Job growth still pales in comparison to the increases seen during Las Vegas' boom years. Statewide employment has grown by 2.1 percent this year. At its peak before the recession, Nevada's job growth rate was 6 percent.
“We were leading the nation in growth for 20 years running,” Anderson said. “That was roughly four times the rate of growth nationwide. The problem is that kind of growth is unsustainable.”
Anderson said he expects to see conservative employment increases and slow but steady growth in the future.
Only one of Nevada’s 10 industry categories has seen job levels shrink this year: professional and business services, a broad category that includes office managers, support staff and security officers.
The biggest job growth has occurred in the leisure and hospitality industry, made up of the state’s bread-and-butter tourism jobs.
Trade, transportation and utility jobs saw the second-best growth while midway down the list was construction, one of the fastest-growing sectors during the boom. Since May, the number of construction jobs has grown by about 2,500.
The Associated General Contractors of America said June's 5 percent surge was the highest percentage increase in the country. The association estimates there are 52,700 construction jobs in the state.
But despite the growth, the number of construction jobs still falls 64 percent below its June 2006 peak.

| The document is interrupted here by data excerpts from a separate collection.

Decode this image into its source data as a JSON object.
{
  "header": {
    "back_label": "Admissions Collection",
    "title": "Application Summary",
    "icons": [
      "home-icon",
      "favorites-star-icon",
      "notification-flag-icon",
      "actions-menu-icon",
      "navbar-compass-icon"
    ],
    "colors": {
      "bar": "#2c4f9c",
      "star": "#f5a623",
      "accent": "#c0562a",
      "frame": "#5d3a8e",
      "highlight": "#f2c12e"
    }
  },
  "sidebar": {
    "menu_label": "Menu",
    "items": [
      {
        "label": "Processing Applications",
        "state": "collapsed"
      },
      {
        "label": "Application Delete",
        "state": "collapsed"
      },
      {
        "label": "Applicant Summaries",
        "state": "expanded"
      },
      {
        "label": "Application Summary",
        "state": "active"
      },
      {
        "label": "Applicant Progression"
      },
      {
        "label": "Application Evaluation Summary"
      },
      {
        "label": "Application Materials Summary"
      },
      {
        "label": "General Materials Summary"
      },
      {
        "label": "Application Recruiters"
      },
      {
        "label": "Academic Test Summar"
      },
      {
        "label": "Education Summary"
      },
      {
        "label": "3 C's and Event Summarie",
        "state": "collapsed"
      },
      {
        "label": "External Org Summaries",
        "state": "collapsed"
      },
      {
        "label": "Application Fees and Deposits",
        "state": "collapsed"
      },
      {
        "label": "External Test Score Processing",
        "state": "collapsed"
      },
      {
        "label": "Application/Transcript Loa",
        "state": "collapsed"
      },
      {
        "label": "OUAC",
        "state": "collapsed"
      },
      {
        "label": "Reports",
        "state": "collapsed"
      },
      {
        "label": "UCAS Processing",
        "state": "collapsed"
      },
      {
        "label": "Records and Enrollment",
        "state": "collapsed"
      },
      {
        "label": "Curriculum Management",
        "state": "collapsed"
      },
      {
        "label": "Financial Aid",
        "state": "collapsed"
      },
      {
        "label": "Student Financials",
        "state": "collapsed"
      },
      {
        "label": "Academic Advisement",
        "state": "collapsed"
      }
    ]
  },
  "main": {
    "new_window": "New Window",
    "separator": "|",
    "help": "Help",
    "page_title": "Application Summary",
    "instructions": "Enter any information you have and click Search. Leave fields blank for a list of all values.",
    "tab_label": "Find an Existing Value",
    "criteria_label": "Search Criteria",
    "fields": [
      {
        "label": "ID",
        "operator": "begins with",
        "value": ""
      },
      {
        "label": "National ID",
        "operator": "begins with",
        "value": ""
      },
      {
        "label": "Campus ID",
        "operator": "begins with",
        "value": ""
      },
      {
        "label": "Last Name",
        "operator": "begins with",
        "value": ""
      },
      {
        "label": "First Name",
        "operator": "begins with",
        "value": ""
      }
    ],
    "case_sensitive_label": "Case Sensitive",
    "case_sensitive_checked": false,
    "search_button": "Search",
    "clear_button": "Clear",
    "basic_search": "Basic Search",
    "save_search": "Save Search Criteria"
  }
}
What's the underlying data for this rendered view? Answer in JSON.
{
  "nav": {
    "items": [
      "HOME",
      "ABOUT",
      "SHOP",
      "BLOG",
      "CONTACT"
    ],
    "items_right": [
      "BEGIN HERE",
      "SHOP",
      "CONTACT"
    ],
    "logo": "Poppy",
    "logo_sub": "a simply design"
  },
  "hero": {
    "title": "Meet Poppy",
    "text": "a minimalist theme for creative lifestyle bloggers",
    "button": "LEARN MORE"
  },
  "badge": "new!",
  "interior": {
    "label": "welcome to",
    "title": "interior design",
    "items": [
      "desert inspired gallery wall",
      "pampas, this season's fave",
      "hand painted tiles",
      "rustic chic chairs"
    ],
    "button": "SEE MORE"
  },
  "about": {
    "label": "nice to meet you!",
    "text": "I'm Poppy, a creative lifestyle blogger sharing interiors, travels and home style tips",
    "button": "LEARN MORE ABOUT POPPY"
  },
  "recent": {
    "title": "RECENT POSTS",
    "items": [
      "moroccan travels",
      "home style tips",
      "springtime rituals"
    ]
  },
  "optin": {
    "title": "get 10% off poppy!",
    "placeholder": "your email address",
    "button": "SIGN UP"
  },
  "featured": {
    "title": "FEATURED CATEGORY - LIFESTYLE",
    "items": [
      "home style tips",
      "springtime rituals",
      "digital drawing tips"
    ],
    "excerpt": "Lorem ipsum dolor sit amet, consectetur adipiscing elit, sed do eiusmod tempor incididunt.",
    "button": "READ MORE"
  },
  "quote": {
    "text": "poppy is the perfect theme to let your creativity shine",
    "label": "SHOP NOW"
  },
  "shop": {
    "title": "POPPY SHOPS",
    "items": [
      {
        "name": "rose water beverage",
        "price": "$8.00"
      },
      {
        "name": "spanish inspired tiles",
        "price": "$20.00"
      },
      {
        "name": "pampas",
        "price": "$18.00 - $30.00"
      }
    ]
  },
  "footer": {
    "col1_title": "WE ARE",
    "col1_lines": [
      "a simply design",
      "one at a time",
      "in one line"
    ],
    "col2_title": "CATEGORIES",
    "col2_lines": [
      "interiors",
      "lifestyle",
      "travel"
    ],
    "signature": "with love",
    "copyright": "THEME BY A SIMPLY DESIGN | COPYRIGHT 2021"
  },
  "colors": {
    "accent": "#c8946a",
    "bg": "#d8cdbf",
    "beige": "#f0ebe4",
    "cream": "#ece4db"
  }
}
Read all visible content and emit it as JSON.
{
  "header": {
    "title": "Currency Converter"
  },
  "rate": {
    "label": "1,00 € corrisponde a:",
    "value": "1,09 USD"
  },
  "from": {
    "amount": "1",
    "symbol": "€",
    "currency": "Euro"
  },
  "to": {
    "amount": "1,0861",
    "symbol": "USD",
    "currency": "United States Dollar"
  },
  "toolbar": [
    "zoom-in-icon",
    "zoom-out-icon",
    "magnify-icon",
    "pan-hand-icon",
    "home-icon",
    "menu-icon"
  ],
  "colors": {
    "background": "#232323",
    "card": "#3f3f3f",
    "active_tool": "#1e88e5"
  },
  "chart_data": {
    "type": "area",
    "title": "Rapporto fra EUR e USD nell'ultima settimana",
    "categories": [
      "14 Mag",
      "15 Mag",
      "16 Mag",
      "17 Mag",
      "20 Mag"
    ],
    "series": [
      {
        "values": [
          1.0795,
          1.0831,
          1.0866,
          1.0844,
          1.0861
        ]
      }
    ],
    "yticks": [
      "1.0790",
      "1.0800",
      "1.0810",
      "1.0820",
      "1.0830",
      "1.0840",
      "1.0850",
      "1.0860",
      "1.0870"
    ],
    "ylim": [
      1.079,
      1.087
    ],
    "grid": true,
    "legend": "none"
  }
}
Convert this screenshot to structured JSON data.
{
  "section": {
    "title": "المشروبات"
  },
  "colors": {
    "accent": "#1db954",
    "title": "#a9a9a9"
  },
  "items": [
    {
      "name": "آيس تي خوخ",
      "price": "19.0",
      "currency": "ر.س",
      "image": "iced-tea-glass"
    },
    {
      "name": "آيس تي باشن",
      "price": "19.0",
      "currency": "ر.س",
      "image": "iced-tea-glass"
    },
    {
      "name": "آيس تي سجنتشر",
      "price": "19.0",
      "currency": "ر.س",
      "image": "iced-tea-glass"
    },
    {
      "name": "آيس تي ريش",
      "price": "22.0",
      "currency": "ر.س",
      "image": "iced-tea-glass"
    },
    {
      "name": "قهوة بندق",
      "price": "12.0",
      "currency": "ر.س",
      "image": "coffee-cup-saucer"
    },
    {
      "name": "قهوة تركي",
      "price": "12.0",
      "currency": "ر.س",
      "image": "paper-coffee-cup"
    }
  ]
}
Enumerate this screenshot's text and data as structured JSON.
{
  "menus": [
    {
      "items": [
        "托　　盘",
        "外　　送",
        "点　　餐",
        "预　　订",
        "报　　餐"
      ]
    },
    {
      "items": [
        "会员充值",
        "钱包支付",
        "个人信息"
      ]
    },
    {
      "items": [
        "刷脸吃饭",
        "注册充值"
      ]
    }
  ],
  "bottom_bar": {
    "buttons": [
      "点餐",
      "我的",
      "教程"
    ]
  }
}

And while the state has focused much of its economic development resources on attracting manufacturing companies to Nevada, that sector was flat in June and up by only about 500 jobs for the year.
That hasn’t stopped some companies from expanding into Southern Nevada.
ThomasNet, a New York digital marketing company for manufacturers, announced this week that it is opening a Henderson operation with 20 employees. The company helps connect buyers and suppliers using the Internet and social media.
“It’s exciting to be at the intersection of manufacturing and digital media,” said Fred Lovingier, director of ThomasNet’s Southern Nevada office. “Manufacturing is the new hot sector, innovating, growing and driving the U.S. economy forward.”
Southern Nevada also continues to be a haven for call centers.
Las Vegas-based Precision Opinion, for example, held a job fair Tuesday to fill 150 positions.
President Jim Medick started the company in 1996 with three employees. Today, it employs 571 and is growing. Medick said the company has expanded because it signed new clients that need research and data from public opinion surveys.
“This is a great market for this kind of business,” Medick said.
Southern Nevada is home to an inexpensive labor force that is comfortable with unusual hours required of national telemarketing companies.
New hires at Precision get three days of training about how to engage people in telephone surveys.
“About 99 percent of it is knowing how to be pleasant on the phone,” Medick said. “The topics are really interesting, and we do social science research for clients like the Centers for Disease Control that want public opinions on health care, pandemic flu, special needs and immunizations.”
Medick said he believes that in the soft economy, Southern Nevada will continue to have a growing need for employees with people and data entry skills.